In the next five years Xandra Kramer, Professor of European civil procedure at the Erasmus School of Law, will conduct research with three postdocs and two PhD researchers that will contribute to effective and equal access to justice for EU citizens.
Out of more than 2,300 applications the European Research Council, Professor Kramer was awarded with a prestigious Consolidator Grant for her research project ‘Building EU civil justice: challenges of procedural innovations bridging access to justice’. This project builds further on her NWO-VIDI research of 2010, and a EUR fellowship of 2004.

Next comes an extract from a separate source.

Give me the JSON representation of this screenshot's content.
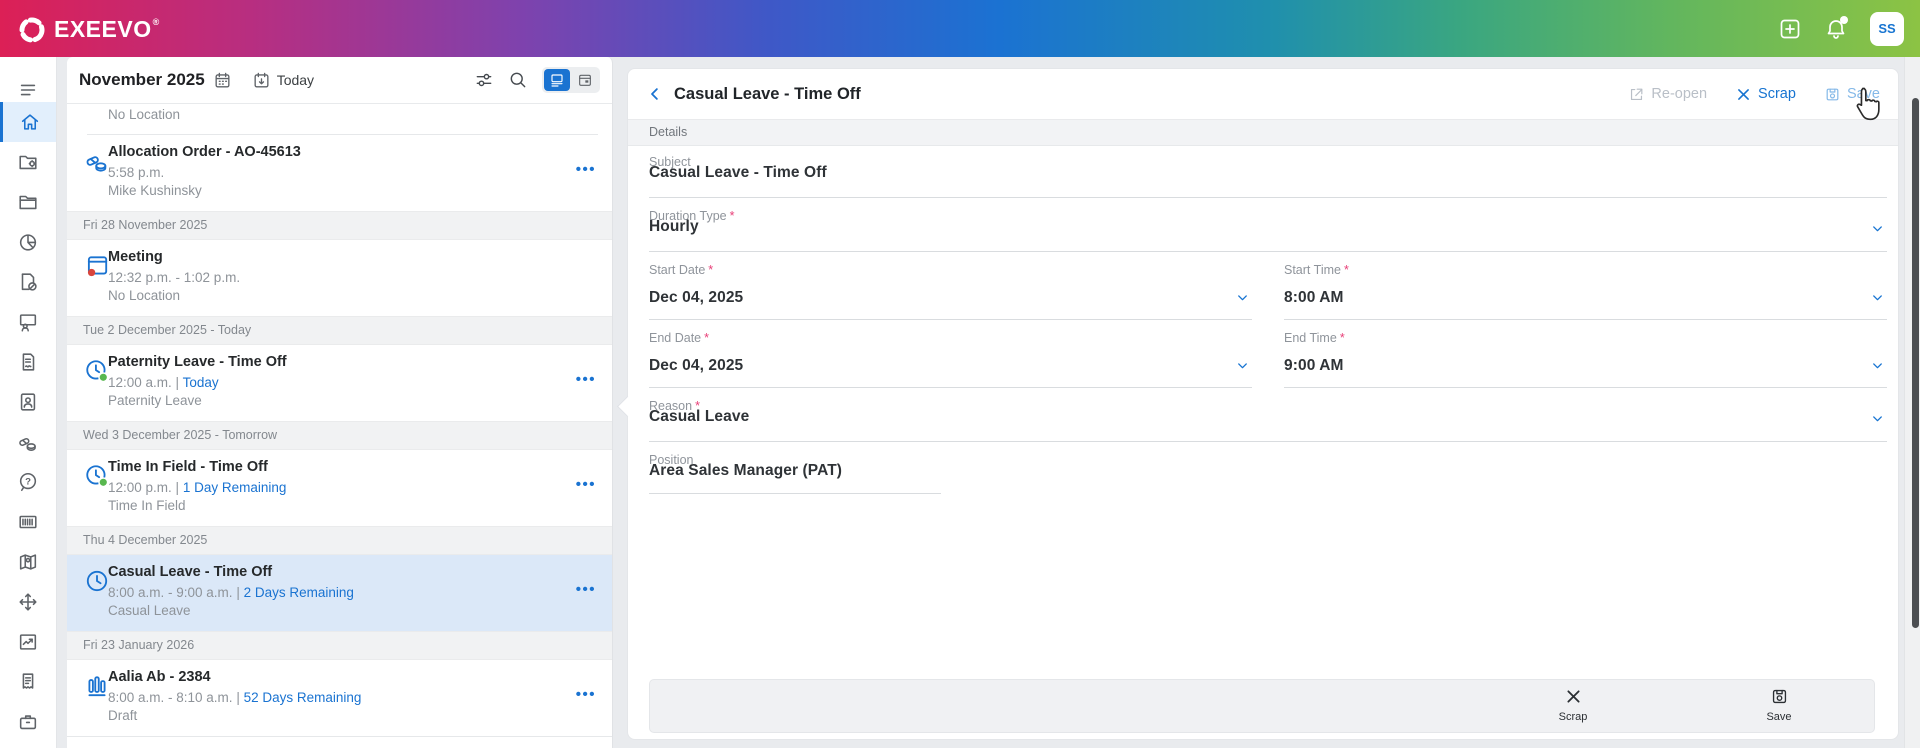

Professor Kramer’s research aims to improve access to civil justice as guaranteed by the Human Rights Convention and the EU Charter of Fundamental Rights. Civil justice is under constant pressure resulting from the often high costs, complexity and long duration of civil procedures in many EU Member States. Key issues in the current efforts to bridge the access to justice gap at the EU and national level are digitalization of procedures, privatization of justice, an increased possibility of self-representation, and specialization of courts and procedures. While these are potentially ground-breaking in contributing to easier and cheaper access to courts and private forms of adjudication, a one-sided focus on procedural efficiency or economic advantage may have repercussions for procedural justice and the inclusive quality of the civil justice system. The project will investigate how these trends influence access to justice in five representative Member States, and what the repercussions are for the emerging EU civil justice system.
The project will undoubtedly further strengthen the profile of the Erasmus School of Law as a research institution with a strong social and business-driven orientation that is committed to promoting international and interdisciplinary research.